Although the path toward recreational sales remains murky at best, Congress did allow a medical marijuana law to go into effect in March. The measure eliminates cannabis business licensing caps and provides tax relief to medicinal operators. It also creates new cannabis business categories, such as on-site consumption facilities and cannabis cooking classes. Finally, the Medical Cannabis Amendment Act also codifies that adults in D.C. can self-certify as medical marijuana patients. The policy is one potential workaround or loophole counteracting the federal rider preventing recreational cannabis sales.
What’s Next for Washington, D.C.’s Cannabis Market?
Although worker protections are heading in the right direction, what’s ahead for the District’s muddy recreational marijuana market? Currently, the federal rider preventing recreational marijuana remains in effect. Loopholes and “gifting” provisions offer workarounds while creating a confusing matrix of marijuana sales operations without actually selling marijuana. The gifting provision allows dispensaries to sell an item, like a sticker, T-shirt, or keychain, then gift the buyer an amount of cannabis equivalent to the purchase. A medicinal retailer could then sell a $100 t-shirt to an individual and give that person the equivalent of $100 in cannabis.

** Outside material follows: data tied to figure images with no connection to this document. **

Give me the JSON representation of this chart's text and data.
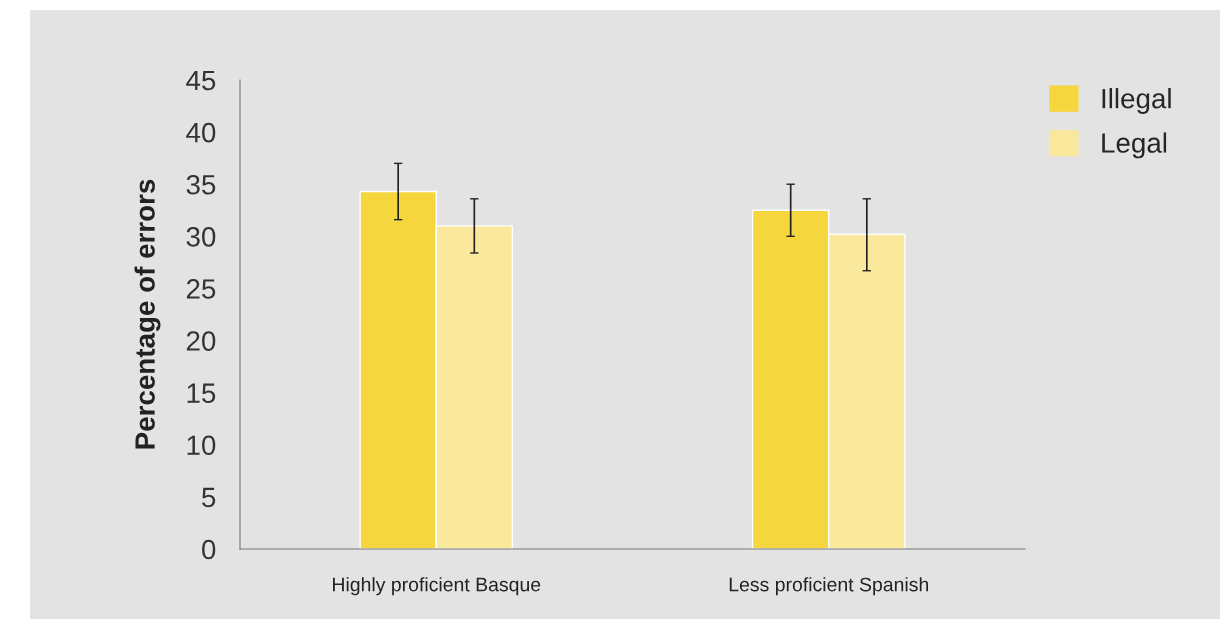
{
  "chart_data": {
    "type": "bar",
    "ylabel": "Percentage of errors",
    "categories": [
      "Highly proficient Basque",
      "Less proficient Spanish"
    ],
    "series": [
      {
        "name": "Illegal",
        "color": "#f5d63d",
        "values": [
          34.3,
          32.5
        ],
        "errors": [
          [
            31.6,
            37.0
          ],
          [
            30.0,
            35.0
          ]
        ]
      },
      {
        "name": "Legal",
        "color": "#fae99d",
        "values": [
          31.0,
          30.2
        ],
        "errors": [
          [
            28.4,
            33.6
          ],
          [
            26.7,
            33.6
          ]
        ]
      }
    ],
    "ylim": [
      0,
      45
    ],
    "yticks": [
      0,
      5,
      10,
      15,
      20,
      25,
      30,
      35,
      40,
      45
    ],
    "grid": false,
    "legend": "top right"
  }
}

Lisa Scott, the President of the D.C. Cannabis Business Association, says the bewildering gray market for cannabis in Washington, D.C. is deeply absurd. Many in the industry contend they want more regulation and oversight, not less, and certainly not a murky hodgepodge of loopholes and workarounds.
Unfortunately, the federal stalemate between Democrats and Republicans keeps the rider in place, preventing D.C. from controlling its own destiny and enacting the will of the people. Voters across the country may have the ultimate say in changing the rider, as it may take a national election to shake up the internal makeup of Congress, shifting the balance of power towards leaders with a more progressive stance on cannabis legalization.
In the meantime, in Washington, D.C., retailers and consumers continue to exploit legal loopholes. At the same time, workers finally have the protection from discrimination they deserve.